Recipe for a puff pastry croissant

If there is a typical breakfast pastry at cafés, bars, restaurants and hotels, it is the croissant, a sweet pastry that can be eaten alone or filled, both sweet and savoury, and which is perfect for starting the day off on the right foot.

Today we bring you this recipe for making these puff pastry croissants in your professional oven so that your customers and guests can enjoy a great breakfast.

What ingredients do you need to make this puff pastry croissant recipe for 12 people in your iKORE professional oven?

  • 1 kg flour
  • 20 gr salt
  • 100 gr sugar
  • 50 gr fresh yeast
  • 600 ml water
  • 1 egg
  • 600 gr margarine

Follow these steps to make some delicious croissants:

  1. Sift the flour and mix with the salt and sugar.
  2. Dissolve the fresh yeast in a little water.
  3. Gradually add the eggs. Add the rest of the water to make a smooth, elastic dough.
  4. Leave the dough to rise until doubled in size, then knock back with your hands.
  5. Flatten the dough to a thickness of approximately 5 cm, and add the butter in the same way as for puff pastry. .
  6. Fold the 4 sides of the dough over the butter.
  7. Roll out evenly so that you can cut into triangles of the same size and weight.
  8. Shape the croissants:
    • Place the triangle on the work surface with no (or very little) flour.
    • With the point of the triangle facing towards you, start to roll inwards from the base.
    • Keep on rolling, using both hands. Allow the dough to double in size, place on a smooth baking tray and select:
      • Smart
      • Pastry
      • Croissant

Once out of the oven, you can serve a delicious puff pastry croissant.
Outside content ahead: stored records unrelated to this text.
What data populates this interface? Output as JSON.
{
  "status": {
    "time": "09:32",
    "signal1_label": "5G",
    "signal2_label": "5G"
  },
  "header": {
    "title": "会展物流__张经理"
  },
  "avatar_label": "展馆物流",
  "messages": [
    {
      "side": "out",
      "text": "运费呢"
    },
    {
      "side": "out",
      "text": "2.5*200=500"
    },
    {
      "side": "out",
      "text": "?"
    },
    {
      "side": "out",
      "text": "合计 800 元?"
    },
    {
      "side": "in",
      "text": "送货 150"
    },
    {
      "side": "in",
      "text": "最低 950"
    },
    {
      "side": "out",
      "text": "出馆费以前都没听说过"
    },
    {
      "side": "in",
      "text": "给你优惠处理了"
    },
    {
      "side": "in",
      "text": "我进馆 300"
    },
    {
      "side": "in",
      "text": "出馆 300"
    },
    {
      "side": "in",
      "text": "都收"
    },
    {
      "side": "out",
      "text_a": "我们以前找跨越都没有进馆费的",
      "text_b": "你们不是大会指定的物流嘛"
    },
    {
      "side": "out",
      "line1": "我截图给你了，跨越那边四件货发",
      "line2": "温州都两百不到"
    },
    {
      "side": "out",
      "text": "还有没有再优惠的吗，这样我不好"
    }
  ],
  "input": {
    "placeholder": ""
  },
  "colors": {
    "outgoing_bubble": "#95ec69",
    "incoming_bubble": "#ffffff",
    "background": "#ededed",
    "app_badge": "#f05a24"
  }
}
The origin of the croissant is not as sweet as you may think

These sweet croissants made of puff pastry and commonly found in most bakeries around the world are not as sweet as their taste might lead us to believe, nor is France the country where they originated.

The year was 1683 when the Ottoman Empire, which at that time was advancing through Europe conquering territories against the Germanic Roman Empire, was advancing its offensive towards Austria, specifically by besieging Vienna. At that time, the city was surrounded by an almost impassable wall, so the strategy of the Ottoman soldiers was to dig tunnels under the ground to reach the centre of the city.

In order to remain unnoticed, they decided to only work in these trenches at night, unaware that the city’s bakers also started working in the early hours of the morning. They heard the work of the invaders, sounding the alarm to the city and allowing citizens and the army to face the Ottoman attack, whose only remedy was to retreat.

To celebrate the victory and in revenge, Vienna’s bakers made a bun emulating the crescent moon on the Ottoman flag.

croissant de hojaldre

The croissant and France

As is common with world-famous recipes, these croissants did not take long to spread throughout Europe until, once they arrived in France, the French took over the recipe, making it flakier. It was not until almost 200 years after the Ottoman attack, in 1863, that the word croissant appeared for the first time in the French dictionary Littré, which literally means crescent, both because of the rise of the puff pastry and in reference to the fourth lunar crescent.

In 1905 the recipe was published for the first time in France and in 1938, the term was included in the first edition of the Larousse Gastronomique.


Its popularity is so great that International Croissant Day is celebrated on 30th January every year to raise even more awareness about this delicious recipe, which is perfect for starting the day with a cup of coffee.